Six months later, the mood was slightly more optimistic. Joe Biden had dropped out of the presidential race and Kamala Harris had taken his spot as the Democratic nominee. "National Democrats seem to have shaken off their perennial sense of learned helplessness," read a July op-ed from the Charlotte Observer.

Feelings of political powerlessness are not new. People who feel as if they are on the "losing side of politics" - meaning their political opponents are in power - can feel a "loss of control", says Dr Christina Farhart, associate professor of political science at Carleton College.

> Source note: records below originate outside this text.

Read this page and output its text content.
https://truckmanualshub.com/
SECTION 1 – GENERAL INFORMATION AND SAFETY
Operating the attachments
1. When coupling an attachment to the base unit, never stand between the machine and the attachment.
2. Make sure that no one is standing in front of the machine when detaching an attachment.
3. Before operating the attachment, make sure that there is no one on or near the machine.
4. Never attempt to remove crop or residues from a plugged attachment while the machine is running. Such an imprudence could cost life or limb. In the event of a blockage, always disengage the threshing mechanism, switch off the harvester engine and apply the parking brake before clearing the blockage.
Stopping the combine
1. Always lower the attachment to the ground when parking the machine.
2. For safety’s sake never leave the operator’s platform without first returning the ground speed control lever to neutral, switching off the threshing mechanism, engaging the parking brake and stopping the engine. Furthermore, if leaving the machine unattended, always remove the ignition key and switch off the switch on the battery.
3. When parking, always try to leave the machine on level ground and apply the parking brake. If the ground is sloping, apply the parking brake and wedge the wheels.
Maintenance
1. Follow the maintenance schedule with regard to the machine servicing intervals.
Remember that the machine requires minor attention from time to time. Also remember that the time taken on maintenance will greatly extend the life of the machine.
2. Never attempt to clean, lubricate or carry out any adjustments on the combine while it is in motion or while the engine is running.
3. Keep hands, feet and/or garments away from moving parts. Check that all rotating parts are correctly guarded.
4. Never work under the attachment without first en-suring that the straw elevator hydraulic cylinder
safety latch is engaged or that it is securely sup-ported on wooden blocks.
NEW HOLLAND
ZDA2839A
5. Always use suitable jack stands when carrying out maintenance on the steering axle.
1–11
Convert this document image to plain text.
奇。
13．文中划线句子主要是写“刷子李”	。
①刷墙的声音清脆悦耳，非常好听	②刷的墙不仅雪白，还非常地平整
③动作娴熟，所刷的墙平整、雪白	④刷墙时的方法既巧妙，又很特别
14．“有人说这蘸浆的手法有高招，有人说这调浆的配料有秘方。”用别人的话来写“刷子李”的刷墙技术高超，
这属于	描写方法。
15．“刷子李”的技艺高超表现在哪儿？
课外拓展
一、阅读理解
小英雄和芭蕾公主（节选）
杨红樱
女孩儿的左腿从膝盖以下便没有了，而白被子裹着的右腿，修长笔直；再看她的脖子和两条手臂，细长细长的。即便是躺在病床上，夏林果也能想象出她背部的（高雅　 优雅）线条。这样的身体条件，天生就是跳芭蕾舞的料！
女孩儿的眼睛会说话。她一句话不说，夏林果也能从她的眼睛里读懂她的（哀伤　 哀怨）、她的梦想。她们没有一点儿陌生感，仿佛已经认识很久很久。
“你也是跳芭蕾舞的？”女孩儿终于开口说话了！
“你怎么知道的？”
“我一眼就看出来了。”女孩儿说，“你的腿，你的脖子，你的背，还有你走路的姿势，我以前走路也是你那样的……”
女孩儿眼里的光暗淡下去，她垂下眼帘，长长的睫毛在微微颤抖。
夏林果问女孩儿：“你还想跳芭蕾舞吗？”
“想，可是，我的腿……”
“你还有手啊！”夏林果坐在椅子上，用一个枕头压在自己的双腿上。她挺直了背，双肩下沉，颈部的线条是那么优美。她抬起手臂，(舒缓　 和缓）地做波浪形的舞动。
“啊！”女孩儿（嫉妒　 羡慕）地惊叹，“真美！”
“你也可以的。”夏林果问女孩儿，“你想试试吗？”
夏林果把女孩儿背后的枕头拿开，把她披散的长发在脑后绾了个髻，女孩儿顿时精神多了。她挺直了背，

What is different now, she says, is that people across the political spectrum are reporting feeling helpless. No "side" feels as if they're winning. Farhart adds that part of this can be attributed to the chaotic, historic events of the past few years: the pandemic, the fallout from the 2020 presidential election and the January 6 insurrection.

While Harris's nomination has prompted increased engagement from voters in recent months, the national mood had been grim. According to a survey published this March by Fortune magazine, almost half of Americans didn't feel hopeful about the future of the country. A 2022 NPR/Ipsos poll found that 64% of Americans believe US democracy is "in crisis and at risk of failing". And Gallup polls from the last two years have found that the public's trust in US institutions is at an all-time low.

What does so-called learned helplessness really mean, and what does it look like in a political context - like, say, a contentious presidential election?

In the 1960s, back when laws about animal testing were lax, to say the least, the psychologist Martin Seligman and his colleagues at the University of Pennsylvania developed the theory of "learned helplessness".